Cronache

Patto scritto col sangue, marchio a fuoco e frustate per diventare suore

Dall'inchiesta della procura di Avellino sull'istituto religioso dei frati dell'Immacolata emergono riti di affiliazione simili alla mafia

Riti di affiliazione simili a quelli usati dalla 'ndrangheta. Vessazioni, patti di adesione scritti col sangue e marchi fatti col fuoco. È l'incredibile storia delle suore che giurarono fedeltà ai frati dell'Immacolata: avrebbero scritto con il sangue delle loro mani un patto di fedeltà a padre Stefano Manelli, cofondatore dell'istituto dei frati che ha la sede principale a Frigento (Avellino).

Sono passati 22 anni da quando la suora che racconta la sua storia al Corriere ha firmato il suo patto di sangue. È stata suora per 12 anni in quel convento su cui cala l'ombra di presunte vessazioni, abusi e violenze. Fino anche all'accusa di istigazione alla prostituzione.

La vicenda divenne più o meno nota nel 2013, quando il commissario apostolico, padre Fidenzio Volpi, mise le mani nei documenti e nella realtà conventuale di padre Stefano Manelli. Il quale, ovviamente, rigetta le accuse e parla di "calunnie". Ma nel dossier lasciato da Volpi (morto nel giugno scorso) al legale Giuseppe Sarno ci sono dichiarazioni e racconti frati, suore e familiari dei religiosi che disegnerebbero una realtà tragica. Ed ora c'è anche la suora che mostra i documenti scritti col sangue e racconta le vessazioni subite. "Ho già testimoniato in Vaticano - racconta al Corriere - e sono disposta a far esaminare la lettera scritta col sangue e poi controfirmata da padre Stefano Manelli, dai periti della procura. Lo faccio perché ho il dovere di far emergere cosa accadeva in quei conventi lager, dove ci sono ancora nostre sorelle che soffrono".

La richiesta - quasi uno slogan o parola d'ordine - sarebbe questa: "Ti devi fare santa". "Mangiavamo la cenere nei pasti e spesso lo facevamo in ginocchio – racconta un’altra ex suora che ora vive in sud America – La sera ci frustavamo con la disciplina, uno strumento con delle punte di ferro. Mentre lo facevamo dovevamo pregare e gli schizzi di sangue imbrattavano i muri. Portavamo anche un cuore fatto con dei chiodini. Lo mettevamo a contatto con la pelle. Io mi sono anche marchiata a fuoco due volte".

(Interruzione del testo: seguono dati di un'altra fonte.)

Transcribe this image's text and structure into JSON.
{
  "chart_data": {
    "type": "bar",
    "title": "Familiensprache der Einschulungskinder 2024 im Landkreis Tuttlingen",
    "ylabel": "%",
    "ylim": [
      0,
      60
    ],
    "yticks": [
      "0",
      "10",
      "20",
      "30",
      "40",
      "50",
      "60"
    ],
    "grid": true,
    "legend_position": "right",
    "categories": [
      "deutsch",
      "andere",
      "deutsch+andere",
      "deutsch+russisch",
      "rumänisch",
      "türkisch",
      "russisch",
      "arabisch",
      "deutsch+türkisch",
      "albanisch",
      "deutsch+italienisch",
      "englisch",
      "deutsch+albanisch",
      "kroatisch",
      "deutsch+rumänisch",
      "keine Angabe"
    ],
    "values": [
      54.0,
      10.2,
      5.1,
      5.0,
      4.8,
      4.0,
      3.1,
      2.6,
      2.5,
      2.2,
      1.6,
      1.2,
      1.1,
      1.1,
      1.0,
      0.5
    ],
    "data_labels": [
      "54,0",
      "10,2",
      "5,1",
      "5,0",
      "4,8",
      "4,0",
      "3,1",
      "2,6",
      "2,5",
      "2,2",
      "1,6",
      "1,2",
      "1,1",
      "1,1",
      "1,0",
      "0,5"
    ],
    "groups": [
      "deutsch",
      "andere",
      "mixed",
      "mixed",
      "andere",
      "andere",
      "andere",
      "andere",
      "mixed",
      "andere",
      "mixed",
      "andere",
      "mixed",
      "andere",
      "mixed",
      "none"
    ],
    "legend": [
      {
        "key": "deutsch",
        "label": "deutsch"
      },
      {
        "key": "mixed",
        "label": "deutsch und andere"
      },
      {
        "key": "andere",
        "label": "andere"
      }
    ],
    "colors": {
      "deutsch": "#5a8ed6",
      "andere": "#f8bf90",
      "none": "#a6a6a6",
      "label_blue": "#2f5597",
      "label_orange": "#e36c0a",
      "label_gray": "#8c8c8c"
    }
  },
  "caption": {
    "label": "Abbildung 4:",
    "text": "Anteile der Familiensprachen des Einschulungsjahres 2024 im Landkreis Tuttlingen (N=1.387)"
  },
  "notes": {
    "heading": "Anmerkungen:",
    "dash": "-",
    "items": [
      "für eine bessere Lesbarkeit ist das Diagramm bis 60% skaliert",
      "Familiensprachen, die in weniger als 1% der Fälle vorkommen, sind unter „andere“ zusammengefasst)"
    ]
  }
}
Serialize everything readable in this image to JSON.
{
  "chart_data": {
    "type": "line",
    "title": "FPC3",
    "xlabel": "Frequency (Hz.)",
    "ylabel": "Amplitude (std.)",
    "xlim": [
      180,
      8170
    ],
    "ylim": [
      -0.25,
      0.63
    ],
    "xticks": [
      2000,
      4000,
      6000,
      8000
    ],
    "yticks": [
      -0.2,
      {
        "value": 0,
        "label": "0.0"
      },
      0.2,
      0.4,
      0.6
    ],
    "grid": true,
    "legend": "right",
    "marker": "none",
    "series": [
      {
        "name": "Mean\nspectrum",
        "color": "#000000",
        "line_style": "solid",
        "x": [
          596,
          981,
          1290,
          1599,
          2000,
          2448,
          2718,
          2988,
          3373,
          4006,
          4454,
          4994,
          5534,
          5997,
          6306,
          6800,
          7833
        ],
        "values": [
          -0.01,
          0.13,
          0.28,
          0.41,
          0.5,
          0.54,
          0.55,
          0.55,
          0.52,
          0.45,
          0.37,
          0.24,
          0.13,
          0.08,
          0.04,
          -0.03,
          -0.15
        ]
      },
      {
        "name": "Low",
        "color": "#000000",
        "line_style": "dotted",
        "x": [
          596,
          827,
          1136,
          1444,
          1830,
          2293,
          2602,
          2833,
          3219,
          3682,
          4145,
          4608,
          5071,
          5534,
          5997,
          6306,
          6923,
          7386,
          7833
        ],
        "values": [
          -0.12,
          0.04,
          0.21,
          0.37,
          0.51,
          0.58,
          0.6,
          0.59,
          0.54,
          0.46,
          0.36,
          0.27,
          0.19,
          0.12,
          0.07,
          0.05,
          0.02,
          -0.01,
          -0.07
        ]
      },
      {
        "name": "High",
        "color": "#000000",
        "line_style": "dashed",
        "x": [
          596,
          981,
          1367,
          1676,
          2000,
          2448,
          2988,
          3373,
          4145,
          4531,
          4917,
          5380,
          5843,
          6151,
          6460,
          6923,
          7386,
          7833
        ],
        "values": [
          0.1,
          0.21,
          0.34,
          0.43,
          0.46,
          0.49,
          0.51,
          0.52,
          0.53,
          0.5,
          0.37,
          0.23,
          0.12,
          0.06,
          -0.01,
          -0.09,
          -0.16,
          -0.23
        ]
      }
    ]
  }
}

Non è tutto. Perché c'è anche un'altra inchiesta che scuote la cominutà dei frati e delle suore dell'Immacolata. Questa volta si parla di soldi. Nell'indagine si parla di truffa aggravata e falso ideologico, tanto che la procura ha disposto il sequestro di 30 milioni di euro, poi annullato dal tribunale del riesame. Ma a sconvolgere è la testimonianza della suora, che in merito ai soldi afferma: "Ci mandavano da alcuni “benefattori” molto ricchi e ci chiedevano di essere accondiscendenti. Io mi sono tirata indietro. Anche Manelli aveva modi ambigui. Stavo male quando facevo direzione spirituale con padre Manelli perché facendolo sembrare un fatto naturale spingeva la mia mano verso le sue parti intime".

La difesa di padre Martelli però non si lascia condizionare: "Padre Stefano Manelli desidera vivere in povertà, vuole vivere secondo l’ispirazione tradizionale della chiesa, tutto il resto sono delle strumentalizzazioni e sono delle non verità. Per quanto concerne la truffa credo che il tribunale del riesame abbia già chiarito con il rigetto che non esiste né truffatore né truffato. Poi c’è l’altro filone quello dei dossier delle suore costrette a leccare i pavimenti. È ridicolo e triste.

Noi abbiamo già presentato tre denunce per calunnia alla Procura della Repubblica di Avellino".